En 1999 dos perros se
cruzan en la frontera. Uno, argelino, flaco, desfallecido, cojo y
roído por las pulgas, trata de entrar en Túnez; el otro, tunecino,
lustroso, bien alimentado, limpio, saludable, trata por su parte de
entrar en Argelia. El tunecino está perplejo: “¿por qué quieres
entrar en mi país”, pregunta. El argelino responde: “porque
quiero comer”. E inmediatamente añade, aún más perplejo que su
compañero: “Lo que no entiendo es por qué quieres entrar tú en
Argelia”. El tunecino entonces contesta: “porque quiero...
ladrar”.
En 1999, cuando se
contaba este chiste en los medios intelectuales, Túnez estaba
amordazado, pero a cambio disfrutaba -se repetía- de una situación
económica incomparablemente mejor que el resto del mundo árabe. Con
un crecimiento medio del 5% durante la década pasada, el FMI ponía
al país como ejemplo de las ventajas de una economía liberada de
las trabas proteccionistas y en el año 2007 el Foro Económico
Mundial para Africa lo declaraba “el más competitivo” del
continente, por encima de Sudáfrica. “Kulu shai behi”, todo va
bien, repetía la propaganda del régimen en vallas publicitarias,
editoriales de prensa y debates coreográficos en la televisión.
Mientras el gobierno vendía hasta 204 empresas del robusto sector
público creado por Habib Bourguiba, el dictador ilustrado y
socialista, se multiplicaba el número de 4x4 en las calles, se
construían en la capital barrios enteros para los negocios y le
loisir y hasta 7 millones de turistas acudían todos los años a
disfrutar de la cada vez más sofisticada y sólida infraestructura
hotelera del país. En el 2001, cuando se abrió el primer Carrefour,
símbolo y anuncio del ingreso en la civilización, algunos podían
hacerse la ilusión de que Túnez era ya una provincia de Francia.

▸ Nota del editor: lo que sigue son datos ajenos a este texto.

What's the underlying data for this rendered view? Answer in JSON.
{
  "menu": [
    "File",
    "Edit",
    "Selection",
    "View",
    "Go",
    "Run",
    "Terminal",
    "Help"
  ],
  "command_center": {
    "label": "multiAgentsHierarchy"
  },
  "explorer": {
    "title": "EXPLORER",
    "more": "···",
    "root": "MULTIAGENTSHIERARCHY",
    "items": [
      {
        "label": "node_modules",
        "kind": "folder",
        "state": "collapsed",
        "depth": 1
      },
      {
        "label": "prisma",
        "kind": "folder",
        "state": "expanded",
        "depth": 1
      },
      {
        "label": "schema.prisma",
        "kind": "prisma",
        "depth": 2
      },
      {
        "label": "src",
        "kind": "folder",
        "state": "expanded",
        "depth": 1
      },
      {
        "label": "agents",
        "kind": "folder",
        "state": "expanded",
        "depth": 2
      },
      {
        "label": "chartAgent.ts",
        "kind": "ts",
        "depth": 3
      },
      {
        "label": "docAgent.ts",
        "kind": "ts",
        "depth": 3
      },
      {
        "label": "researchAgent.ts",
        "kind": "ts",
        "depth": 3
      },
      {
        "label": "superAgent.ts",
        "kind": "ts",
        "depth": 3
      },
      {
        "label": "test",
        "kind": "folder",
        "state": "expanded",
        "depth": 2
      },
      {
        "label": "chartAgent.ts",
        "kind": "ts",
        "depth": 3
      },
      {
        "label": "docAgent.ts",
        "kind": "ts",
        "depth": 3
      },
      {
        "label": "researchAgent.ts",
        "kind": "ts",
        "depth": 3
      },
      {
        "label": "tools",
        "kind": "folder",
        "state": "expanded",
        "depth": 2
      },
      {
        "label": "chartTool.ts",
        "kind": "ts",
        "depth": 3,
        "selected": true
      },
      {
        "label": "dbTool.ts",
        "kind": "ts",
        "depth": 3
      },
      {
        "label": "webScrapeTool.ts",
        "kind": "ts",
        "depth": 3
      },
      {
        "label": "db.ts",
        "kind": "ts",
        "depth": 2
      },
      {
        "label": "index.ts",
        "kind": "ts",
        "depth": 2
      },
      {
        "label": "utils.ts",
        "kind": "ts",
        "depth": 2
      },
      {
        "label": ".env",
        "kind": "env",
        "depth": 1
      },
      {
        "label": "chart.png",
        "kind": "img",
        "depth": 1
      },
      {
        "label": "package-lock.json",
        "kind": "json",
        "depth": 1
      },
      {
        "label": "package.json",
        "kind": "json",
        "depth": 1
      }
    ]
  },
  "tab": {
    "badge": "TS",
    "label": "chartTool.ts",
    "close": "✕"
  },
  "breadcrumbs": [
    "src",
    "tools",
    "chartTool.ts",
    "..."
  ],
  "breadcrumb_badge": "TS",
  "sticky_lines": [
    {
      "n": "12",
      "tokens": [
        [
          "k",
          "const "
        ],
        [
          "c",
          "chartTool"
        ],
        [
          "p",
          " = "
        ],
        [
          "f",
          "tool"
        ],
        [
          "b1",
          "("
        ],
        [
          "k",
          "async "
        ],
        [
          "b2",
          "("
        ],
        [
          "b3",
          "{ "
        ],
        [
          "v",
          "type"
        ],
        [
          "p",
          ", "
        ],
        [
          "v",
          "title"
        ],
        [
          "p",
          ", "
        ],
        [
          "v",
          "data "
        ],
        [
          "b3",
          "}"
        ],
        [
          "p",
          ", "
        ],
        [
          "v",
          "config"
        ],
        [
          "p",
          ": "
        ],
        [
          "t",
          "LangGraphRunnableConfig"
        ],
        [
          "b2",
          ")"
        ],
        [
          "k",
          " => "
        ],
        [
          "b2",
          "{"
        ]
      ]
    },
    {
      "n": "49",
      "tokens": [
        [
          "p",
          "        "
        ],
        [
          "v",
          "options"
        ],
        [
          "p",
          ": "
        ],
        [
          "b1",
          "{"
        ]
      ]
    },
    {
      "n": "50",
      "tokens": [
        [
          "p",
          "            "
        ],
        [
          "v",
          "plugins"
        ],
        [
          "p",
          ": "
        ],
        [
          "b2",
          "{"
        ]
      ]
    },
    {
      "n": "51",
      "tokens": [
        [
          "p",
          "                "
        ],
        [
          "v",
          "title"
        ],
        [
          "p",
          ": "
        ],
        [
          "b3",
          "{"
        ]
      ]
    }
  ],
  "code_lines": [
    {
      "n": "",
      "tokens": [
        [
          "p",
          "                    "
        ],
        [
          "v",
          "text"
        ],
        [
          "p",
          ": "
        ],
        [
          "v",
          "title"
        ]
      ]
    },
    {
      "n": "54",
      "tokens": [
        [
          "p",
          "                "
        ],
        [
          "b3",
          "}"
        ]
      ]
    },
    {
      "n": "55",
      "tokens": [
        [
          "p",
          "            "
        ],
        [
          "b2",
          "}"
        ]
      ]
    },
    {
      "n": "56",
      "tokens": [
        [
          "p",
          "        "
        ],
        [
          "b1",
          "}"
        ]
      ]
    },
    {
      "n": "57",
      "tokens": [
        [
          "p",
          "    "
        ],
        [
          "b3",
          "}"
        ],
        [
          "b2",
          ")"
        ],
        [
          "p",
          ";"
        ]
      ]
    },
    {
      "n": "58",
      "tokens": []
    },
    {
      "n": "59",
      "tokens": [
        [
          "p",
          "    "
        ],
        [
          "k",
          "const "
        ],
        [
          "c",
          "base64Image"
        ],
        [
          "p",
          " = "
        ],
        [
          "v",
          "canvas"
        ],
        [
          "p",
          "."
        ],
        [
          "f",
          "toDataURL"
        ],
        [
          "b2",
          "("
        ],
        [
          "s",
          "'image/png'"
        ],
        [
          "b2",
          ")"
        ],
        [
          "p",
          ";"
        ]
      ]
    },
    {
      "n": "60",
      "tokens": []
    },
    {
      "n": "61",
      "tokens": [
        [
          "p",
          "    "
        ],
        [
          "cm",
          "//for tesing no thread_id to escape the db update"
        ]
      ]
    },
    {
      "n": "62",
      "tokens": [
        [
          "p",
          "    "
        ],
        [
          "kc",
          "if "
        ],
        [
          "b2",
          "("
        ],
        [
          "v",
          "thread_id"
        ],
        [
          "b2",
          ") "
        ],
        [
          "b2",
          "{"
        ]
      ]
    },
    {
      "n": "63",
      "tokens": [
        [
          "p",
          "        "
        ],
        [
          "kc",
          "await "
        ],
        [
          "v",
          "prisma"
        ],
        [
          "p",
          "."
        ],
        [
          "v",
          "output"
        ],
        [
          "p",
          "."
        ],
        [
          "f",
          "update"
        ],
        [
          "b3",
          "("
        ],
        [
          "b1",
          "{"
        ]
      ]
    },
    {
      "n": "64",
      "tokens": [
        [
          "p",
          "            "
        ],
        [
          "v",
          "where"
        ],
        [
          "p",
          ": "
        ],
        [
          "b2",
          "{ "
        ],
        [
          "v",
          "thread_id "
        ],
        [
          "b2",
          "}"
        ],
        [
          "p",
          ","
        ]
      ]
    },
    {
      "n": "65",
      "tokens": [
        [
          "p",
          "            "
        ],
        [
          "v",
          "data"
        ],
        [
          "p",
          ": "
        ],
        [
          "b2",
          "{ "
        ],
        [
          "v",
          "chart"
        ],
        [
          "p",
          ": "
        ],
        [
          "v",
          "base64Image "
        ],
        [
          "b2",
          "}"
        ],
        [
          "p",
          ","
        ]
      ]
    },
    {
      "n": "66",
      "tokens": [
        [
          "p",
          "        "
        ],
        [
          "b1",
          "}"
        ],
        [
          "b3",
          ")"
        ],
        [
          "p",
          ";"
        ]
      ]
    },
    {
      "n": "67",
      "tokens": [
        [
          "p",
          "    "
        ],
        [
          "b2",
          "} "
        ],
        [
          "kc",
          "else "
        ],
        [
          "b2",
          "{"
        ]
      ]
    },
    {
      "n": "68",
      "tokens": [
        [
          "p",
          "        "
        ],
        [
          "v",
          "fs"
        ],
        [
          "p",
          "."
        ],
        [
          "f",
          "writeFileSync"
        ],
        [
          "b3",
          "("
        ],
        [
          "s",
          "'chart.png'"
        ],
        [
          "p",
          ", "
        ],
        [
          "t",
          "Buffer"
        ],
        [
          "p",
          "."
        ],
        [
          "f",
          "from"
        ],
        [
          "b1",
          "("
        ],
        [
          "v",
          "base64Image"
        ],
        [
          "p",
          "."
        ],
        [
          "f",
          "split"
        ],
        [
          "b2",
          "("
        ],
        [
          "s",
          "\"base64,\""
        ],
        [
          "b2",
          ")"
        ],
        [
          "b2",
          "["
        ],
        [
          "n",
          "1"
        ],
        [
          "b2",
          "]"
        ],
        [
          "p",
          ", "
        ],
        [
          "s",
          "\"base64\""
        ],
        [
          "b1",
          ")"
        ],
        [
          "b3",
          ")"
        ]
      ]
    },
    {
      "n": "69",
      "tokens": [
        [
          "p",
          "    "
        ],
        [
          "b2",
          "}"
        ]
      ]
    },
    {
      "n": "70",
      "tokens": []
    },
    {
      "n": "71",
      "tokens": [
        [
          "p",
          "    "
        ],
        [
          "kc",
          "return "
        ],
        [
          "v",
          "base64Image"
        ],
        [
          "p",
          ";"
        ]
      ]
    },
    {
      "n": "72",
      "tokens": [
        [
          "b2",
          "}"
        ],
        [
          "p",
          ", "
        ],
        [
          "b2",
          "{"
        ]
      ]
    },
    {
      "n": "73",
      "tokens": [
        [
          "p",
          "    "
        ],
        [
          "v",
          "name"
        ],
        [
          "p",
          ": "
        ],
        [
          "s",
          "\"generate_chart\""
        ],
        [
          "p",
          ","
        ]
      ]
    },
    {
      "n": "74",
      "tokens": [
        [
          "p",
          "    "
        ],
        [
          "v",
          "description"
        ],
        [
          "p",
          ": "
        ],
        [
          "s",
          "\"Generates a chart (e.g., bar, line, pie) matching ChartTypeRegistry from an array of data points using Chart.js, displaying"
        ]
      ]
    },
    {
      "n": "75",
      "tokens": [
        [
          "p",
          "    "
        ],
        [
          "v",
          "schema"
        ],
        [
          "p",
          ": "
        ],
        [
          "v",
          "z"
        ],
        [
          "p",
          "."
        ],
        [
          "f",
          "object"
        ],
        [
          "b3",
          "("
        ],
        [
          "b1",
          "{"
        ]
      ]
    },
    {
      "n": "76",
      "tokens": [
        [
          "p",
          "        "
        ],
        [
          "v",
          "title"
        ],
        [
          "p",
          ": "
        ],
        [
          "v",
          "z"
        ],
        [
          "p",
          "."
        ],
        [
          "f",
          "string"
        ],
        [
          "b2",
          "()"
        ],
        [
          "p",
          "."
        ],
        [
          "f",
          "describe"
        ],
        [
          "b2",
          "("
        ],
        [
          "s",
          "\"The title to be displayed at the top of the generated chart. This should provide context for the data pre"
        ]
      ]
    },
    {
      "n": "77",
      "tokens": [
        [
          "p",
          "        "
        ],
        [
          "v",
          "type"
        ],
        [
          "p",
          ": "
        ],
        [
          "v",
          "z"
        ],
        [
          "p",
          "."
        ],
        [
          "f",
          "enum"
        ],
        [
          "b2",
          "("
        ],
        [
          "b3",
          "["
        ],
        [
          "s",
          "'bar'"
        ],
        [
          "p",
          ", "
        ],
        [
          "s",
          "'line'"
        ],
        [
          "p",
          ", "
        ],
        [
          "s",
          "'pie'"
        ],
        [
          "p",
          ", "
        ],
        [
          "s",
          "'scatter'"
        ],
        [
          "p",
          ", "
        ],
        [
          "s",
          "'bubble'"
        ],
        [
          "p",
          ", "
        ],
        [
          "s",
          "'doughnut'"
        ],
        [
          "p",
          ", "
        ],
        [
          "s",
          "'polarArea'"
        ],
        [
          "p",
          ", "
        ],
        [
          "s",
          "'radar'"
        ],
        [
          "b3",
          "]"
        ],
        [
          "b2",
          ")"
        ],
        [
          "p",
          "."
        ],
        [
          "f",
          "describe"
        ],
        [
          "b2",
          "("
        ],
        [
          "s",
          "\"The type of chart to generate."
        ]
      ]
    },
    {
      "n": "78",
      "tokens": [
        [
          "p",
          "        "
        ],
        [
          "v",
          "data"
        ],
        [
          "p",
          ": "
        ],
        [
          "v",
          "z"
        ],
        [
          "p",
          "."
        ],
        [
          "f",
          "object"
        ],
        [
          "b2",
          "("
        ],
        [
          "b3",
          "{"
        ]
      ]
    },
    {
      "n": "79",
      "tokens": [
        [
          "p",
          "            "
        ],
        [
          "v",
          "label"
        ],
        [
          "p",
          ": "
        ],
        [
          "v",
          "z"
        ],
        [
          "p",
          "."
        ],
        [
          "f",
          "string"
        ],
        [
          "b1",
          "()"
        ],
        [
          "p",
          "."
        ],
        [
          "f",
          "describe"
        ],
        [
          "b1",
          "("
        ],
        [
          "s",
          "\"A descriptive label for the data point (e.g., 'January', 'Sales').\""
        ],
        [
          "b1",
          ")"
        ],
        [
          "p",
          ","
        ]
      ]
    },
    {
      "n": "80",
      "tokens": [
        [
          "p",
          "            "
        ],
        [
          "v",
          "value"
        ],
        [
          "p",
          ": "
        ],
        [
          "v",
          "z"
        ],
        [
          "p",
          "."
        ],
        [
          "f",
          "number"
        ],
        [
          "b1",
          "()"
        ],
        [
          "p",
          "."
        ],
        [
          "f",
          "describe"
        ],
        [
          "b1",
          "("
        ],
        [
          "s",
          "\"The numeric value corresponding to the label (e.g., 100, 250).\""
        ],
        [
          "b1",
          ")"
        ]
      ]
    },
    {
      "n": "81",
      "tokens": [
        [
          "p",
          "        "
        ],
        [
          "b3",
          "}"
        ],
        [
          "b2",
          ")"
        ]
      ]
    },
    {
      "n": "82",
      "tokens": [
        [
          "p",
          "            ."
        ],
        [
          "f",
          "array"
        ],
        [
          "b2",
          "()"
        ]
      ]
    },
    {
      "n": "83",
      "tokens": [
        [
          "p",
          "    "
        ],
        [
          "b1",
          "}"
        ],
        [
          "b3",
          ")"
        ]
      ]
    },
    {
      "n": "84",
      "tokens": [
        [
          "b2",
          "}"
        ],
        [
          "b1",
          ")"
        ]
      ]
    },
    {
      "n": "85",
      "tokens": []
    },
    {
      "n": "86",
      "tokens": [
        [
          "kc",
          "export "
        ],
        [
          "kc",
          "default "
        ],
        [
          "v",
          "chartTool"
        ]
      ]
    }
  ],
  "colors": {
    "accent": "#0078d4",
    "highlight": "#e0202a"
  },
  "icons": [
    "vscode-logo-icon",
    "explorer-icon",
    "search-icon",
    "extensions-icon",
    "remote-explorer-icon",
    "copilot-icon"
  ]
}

Era un país maravilloso: la luz más limpia y hermosa del mundo, las
mejores playas, el desierto más hollywoodesco, la gente más
simpática. No se podía hablar ni escribir, es verdad, pero a cambio
la gente engordaba y el islamismo reculaba. La UE y Estados Unidos,
pero también las agencias de viajes y los medios de comunicación
contribuían a alimentar la imagen de un país más europeo que
árabe, más occidental que musulmán, más rico que pobre, en
transición hacia la felicidad del mercado capitalista. No se podía
ni hablar ni escribir, es verdad, y también es verdad que ocupaba el
segundo lugar en el ranking mundial de la censura informática, pero
el esfuerzo del gobierno merecía una recompensa: Túnez organizó
una Copa de Africa, un Mundial de Balonmano y en 2005 una insólita
Cumbre de la Información durante la cual se ocultó al mundo una
huelga de hambre de jueces y abogados y se detuvo a periodistas y
blogueros.
A poco que alguien se
hubiese molestado en rascar bajo esa superficie bien barnizada habría
descubierto una realidad bien distinta. Nadie o casi nadie lo hizo.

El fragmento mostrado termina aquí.